The sad state of retirement confidenceCertainly, the trends indicated by the survey show there is plenty of cause for concern. Here are some major points:
- Retirement confidence has taken a hit. The 38 percent who are not confident about being able to afford retirement is an increase from the 25 percent who responded that way in 2009. While the economy has ostensibly been in a recovery over those three years, many Americans continue to struggle, and perhaps they've just had more time to assess the damage that the financial crisis and the Great Recession did to their wealth.
- Asset declines are shocking. The Pew Research Center found that the median wealth of American households declined by 28 percent between 2001 and 2010. The damage was worst for people between ages 35 and 44: Median wealth in that age group declined by 56 percent.
- People in their late 30s are most worried. The severity of losses in that 35 to 44 age group may help explain why retirement worries are most prevalent among people of that age. The Pew Research Center found that 49 percent of those between 35 and 44 are not confident about being able to afford retirement, which is the highest level of doubt for any age group. What suggests there has been a growth in awareness of the problem is that just three years ago, this group was one of the most unconcerned about retirement funding, with just 20 percent expressing a lack of confidence at that time.
- Average incomes make retirement challenging. According to the Bureau of Labor Statistics, the average wage in the U.S. is $45,230. The Pew study found that in the $30,000 to $49,999 income bracket, lack of confidence in retirement funding jumps from the overall average of 38 percent up to 70 percent. In other words, Americans of average means are finding it extremely difficult to save enough for retirement.

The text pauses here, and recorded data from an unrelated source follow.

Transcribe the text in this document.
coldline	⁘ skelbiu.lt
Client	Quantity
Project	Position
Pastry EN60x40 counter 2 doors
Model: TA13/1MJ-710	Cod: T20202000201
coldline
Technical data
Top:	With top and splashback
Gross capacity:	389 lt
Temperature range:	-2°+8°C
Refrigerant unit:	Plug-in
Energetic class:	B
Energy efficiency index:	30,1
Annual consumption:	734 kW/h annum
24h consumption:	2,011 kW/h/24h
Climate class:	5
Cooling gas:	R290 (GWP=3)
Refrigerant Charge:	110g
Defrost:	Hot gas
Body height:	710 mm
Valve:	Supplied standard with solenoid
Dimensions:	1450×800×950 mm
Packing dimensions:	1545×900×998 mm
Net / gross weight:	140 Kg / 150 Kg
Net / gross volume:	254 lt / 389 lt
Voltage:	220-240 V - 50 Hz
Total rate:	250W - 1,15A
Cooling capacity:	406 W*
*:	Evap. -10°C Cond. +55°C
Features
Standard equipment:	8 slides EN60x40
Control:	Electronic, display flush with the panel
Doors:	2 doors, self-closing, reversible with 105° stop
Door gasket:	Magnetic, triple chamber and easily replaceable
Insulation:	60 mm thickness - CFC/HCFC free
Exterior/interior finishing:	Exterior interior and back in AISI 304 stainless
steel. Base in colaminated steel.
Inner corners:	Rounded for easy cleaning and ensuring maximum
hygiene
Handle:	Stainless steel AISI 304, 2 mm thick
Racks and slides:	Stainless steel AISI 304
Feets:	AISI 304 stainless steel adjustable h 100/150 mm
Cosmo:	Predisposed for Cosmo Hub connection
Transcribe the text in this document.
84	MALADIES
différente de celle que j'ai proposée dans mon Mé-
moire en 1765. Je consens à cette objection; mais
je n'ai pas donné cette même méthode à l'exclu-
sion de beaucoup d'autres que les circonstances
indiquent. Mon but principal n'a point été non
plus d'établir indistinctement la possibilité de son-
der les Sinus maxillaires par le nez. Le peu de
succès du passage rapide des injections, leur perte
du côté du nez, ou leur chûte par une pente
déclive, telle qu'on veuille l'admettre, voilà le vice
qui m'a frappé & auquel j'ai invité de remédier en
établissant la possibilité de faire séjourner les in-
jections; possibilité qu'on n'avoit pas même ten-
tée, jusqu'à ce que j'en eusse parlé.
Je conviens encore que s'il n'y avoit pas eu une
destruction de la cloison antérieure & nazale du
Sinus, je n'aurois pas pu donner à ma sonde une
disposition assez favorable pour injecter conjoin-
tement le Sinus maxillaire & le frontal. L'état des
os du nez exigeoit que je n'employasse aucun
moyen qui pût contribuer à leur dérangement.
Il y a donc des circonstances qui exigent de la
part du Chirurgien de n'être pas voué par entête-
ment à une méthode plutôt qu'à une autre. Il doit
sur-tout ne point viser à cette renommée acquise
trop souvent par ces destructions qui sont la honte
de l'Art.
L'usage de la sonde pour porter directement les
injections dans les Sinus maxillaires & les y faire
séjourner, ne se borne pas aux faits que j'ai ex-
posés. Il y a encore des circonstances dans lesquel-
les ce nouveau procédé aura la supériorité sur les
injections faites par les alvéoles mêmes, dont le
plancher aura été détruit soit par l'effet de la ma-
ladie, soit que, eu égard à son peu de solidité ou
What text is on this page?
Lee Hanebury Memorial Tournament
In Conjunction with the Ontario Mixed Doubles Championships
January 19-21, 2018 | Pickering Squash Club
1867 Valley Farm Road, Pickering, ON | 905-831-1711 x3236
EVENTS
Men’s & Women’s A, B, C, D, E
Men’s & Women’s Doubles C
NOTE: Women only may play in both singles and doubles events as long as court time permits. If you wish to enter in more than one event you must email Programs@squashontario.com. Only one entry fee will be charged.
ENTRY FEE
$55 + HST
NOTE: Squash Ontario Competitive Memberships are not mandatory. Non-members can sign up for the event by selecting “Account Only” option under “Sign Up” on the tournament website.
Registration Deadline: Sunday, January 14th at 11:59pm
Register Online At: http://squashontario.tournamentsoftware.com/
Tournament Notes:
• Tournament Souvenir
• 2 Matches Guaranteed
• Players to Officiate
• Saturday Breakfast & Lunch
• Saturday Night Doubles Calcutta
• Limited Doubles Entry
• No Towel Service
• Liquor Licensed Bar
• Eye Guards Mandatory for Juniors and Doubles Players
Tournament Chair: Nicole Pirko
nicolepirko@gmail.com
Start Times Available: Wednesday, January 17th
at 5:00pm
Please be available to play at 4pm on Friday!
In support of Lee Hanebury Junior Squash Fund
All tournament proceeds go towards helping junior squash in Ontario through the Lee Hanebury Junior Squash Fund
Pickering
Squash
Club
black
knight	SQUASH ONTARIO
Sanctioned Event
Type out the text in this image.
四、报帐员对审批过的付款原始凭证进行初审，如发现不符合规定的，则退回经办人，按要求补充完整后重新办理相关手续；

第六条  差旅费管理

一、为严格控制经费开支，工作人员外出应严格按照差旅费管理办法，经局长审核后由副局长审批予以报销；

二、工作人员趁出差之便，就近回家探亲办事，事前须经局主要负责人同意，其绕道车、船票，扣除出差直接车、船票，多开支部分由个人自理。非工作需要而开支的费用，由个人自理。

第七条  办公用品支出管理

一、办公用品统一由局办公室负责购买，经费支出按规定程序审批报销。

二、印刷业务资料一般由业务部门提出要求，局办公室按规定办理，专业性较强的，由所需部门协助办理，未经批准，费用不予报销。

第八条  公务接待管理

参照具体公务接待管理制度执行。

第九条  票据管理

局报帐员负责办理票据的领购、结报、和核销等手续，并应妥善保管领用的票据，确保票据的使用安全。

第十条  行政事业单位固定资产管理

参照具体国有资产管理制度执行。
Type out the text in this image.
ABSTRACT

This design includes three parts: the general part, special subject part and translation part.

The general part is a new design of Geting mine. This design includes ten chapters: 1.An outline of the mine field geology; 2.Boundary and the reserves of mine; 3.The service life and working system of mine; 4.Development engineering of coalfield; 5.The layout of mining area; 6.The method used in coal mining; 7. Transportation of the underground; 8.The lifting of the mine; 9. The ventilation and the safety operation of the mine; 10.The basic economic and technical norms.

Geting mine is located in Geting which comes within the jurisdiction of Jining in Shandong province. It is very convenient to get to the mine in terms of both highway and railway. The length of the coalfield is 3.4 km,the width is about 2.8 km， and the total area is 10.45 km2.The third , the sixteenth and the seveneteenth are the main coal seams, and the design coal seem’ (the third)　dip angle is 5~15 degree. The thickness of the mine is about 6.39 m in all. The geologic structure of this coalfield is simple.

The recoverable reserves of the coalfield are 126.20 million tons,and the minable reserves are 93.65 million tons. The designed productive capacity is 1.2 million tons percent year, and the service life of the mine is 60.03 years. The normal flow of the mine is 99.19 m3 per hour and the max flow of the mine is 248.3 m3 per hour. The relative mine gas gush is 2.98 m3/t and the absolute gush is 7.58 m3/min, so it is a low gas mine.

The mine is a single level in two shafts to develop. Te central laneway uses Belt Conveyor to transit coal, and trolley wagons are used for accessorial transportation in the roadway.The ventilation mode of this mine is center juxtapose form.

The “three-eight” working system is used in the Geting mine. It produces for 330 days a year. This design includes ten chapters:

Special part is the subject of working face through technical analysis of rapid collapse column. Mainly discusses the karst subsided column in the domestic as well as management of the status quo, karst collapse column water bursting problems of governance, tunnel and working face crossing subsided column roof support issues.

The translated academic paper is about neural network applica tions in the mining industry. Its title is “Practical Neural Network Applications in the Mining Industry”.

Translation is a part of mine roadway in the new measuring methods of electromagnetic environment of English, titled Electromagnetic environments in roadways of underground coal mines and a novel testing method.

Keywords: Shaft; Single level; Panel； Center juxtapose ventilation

- Too many people seem to be giving up. The stock market has been shaky over the past dozen years. Savings account interest rates are down near zero. In short, Americans aren't getting much return on their investments, but the other problem is that people seem to be abandoning their investment programs. The Pew study found that the proportion of households owning stocks fell by 6 percent between 2001 and 2010, and ownership of retirement accounts declined by 2 percent over the same time period.